Todos estavam deitados, mas o quebrar de galhos e alguma coisa sendo arrastada no interior da floresta fizera-os despertar. Suas orelhas levantaram-se, seus olhos ficaram bem atentos. O som aproximava-se da árvore. Os filhotes notaram algo e partiram para o interior dos arbustos. Alguns segundos depois eles retornaram, mas não estavam sozinhos. O jovem garoto estava com eles. A mãe urso rapidamente se levantou e foi ter com o menino. Ela esfregou seu rosto ao dele ainda molhado pela chuva que tomara, lambendo também a sua face. O jovem a retribuiu abraçando-a fortemente e unindo as suas testas, um sinal de carinho, afeto.

Ao retornarem para mais perto da árvore, ela e os filhotes deitaram-se em círculos. O menino veio logo atrás. Ele estava todo arranhado e caminhando com dificuldades, mas não por causa dos ferimentos, mas sim, por conta do grande cervo que trazia junto dele, arrastando-o pelos chifres. 

O grande urso levantou sua cabeça e olhou para o cervo, não demonstrou nenhuma reação. Apenas encarou o menino por alguns segundos.

O jovem arrastou o grande animal para o meio deles, retornou para a floresta e trouxe alguns galhos. Logo em seguida fez uma fogueira, mesmo sabendo que eles não iriam usar, mas a sua espécie usaria e também o fogo afasta os inimigos.

O menino retalhou a caça, dividiu os pedaços com seus irmãos e com sua mãe. Em seguida pegou uma coxa e a levou até o chefe. O grande urso ao receber o pedaço de carne virou o pescoço. O jovem seguiu para o lado da fogueira, sentou-se e começou a comer.

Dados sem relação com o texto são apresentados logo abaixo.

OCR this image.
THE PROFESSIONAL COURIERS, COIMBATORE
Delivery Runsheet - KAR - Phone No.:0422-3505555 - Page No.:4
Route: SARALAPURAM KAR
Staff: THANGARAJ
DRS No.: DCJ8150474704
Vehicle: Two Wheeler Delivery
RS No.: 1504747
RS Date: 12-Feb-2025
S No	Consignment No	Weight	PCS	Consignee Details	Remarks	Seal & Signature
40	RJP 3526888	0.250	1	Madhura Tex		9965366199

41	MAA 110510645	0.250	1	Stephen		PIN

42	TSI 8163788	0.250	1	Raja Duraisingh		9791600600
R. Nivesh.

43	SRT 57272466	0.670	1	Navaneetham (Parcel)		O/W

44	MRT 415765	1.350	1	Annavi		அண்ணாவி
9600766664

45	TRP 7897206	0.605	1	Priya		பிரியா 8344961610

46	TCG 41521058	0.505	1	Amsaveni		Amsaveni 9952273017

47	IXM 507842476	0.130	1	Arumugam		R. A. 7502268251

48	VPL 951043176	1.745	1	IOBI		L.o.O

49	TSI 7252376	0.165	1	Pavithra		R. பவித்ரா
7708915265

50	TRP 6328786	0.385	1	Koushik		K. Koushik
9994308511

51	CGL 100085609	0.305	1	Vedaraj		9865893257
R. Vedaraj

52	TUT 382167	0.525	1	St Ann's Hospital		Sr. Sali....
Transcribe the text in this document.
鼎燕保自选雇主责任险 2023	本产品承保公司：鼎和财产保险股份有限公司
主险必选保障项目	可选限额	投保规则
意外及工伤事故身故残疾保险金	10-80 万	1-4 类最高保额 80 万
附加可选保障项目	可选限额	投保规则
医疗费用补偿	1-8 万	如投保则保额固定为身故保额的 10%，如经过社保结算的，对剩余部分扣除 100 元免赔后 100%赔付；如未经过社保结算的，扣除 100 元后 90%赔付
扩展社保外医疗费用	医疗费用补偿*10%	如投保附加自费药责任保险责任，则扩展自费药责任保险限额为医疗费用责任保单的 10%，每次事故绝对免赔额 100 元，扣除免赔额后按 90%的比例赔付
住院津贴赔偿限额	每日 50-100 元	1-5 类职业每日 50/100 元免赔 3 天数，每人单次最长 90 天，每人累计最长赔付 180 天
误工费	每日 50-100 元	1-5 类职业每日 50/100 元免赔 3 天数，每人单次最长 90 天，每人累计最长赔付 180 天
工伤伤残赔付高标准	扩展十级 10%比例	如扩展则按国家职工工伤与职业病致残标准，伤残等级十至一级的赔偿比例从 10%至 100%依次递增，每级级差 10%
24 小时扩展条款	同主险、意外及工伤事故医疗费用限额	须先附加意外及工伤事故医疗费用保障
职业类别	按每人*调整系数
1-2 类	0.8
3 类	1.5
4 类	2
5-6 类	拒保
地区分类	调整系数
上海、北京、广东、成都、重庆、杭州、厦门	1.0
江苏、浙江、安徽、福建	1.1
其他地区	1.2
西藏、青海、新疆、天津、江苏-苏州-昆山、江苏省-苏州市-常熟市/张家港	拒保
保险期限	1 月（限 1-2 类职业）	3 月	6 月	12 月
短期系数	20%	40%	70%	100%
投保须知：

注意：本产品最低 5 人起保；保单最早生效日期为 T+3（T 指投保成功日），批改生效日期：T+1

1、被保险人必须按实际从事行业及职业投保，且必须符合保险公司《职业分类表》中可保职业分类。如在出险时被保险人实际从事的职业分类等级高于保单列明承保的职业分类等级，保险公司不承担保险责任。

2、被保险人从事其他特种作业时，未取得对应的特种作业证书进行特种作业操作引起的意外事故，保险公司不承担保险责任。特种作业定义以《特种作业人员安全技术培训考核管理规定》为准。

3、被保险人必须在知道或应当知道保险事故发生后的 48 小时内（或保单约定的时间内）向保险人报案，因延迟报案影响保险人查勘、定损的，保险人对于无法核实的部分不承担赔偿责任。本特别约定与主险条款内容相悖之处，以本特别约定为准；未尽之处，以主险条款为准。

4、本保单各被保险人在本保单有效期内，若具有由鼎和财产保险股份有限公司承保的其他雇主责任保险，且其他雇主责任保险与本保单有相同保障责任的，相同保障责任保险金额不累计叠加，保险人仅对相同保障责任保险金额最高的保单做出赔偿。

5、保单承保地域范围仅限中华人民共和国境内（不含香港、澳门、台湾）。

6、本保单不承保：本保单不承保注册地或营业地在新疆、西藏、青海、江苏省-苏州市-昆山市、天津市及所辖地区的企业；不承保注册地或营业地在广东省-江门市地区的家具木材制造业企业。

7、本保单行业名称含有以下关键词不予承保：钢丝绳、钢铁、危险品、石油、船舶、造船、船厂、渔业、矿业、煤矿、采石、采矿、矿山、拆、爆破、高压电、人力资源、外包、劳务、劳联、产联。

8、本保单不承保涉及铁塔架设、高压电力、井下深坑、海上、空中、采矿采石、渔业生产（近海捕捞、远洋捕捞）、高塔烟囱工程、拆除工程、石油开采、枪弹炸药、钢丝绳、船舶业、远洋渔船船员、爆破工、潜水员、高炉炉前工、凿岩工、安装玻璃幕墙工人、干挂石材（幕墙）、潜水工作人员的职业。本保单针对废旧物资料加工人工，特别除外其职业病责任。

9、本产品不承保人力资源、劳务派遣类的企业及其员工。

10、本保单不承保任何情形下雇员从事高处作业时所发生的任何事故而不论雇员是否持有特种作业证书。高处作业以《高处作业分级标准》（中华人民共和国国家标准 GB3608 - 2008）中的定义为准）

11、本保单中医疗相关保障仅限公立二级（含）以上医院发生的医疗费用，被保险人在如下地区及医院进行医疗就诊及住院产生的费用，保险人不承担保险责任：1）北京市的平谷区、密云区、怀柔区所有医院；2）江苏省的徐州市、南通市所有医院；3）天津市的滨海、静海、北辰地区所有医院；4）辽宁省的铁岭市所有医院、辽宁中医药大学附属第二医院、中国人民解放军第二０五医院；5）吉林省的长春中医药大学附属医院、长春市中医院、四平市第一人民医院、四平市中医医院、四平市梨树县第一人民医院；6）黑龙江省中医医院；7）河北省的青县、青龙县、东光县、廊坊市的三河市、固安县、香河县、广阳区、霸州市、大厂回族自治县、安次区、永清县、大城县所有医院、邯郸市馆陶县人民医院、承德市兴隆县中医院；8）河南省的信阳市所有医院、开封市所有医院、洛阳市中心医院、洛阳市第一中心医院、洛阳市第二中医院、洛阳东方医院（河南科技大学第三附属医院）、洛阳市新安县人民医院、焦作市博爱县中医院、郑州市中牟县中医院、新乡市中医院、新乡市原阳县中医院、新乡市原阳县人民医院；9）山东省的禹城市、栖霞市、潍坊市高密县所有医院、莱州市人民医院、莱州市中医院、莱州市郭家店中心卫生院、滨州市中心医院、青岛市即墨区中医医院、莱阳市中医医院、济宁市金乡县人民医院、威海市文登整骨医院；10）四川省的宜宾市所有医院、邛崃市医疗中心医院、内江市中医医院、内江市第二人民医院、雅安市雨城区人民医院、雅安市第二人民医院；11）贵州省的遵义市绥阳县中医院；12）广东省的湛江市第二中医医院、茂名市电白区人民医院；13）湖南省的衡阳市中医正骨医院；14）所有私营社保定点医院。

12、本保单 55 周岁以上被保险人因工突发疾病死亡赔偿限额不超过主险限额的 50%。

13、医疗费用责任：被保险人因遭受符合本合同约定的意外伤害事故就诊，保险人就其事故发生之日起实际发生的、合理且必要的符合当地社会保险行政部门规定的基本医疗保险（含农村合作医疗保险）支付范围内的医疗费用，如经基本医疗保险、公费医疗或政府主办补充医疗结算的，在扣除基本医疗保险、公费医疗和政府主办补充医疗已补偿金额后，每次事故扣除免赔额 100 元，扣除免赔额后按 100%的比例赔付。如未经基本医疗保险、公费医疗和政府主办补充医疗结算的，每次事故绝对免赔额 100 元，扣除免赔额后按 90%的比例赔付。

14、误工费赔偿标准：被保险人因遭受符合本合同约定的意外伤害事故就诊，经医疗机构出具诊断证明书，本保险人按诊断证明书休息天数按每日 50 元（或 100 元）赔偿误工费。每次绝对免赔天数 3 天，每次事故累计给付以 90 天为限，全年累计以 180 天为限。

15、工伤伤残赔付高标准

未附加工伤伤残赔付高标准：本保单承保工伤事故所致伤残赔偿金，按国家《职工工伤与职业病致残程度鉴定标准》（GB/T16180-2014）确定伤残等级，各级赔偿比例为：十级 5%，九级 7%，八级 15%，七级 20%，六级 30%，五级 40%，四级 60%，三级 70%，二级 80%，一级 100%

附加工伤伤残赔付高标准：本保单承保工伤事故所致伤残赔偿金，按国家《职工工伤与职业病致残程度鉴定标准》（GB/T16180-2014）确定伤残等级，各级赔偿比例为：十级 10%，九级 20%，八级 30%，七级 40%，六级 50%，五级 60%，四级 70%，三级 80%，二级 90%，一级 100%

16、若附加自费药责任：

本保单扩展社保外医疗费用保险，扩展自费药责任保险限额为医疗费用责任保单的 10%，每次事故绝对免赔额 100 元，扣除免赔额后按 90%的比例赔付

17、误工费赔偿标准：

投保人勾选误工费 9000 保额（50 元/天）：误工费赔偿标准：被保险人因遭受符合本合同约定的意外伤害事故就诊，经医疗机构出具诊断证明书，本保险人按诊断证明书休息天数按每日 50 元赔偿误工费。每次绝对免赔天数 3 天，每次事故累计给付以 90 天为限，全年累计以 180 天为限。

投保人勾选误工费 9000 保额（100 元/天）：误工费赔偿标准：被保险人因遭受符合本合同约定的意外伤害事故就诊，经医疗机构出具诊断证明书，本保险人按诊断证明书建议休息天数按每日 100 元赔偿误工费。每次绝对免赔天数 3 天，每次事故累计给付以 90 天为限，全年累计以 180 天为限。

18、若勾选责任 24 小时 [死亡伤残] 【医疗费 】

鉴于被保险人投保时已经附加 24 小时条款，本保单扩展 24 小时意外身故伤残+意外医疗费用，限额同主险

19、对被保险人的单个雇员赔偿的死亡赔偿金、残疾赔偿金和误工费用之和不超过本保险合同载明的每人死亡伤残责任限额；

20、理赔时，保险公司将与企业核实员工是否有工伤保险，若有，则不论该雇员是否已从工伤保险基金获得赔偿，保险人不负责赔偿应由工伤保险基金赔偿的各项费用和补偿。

Alguns segundos depois, o urso voltou a olhar o pedaço de carne. Levou seus olhos para o menino, o mesmo fez que sim com a cabeça. Então, o grande urso trouxe para mais perto de si a carne com sua pata, desferindo assim uma poderosa mordida e arrancando um farto pedaço.

Sob a noite sem estrelas, com o gotejar incessante da chuva nas copas das árvores e envolvidos ao calor da fogueira, todos comeram da caça.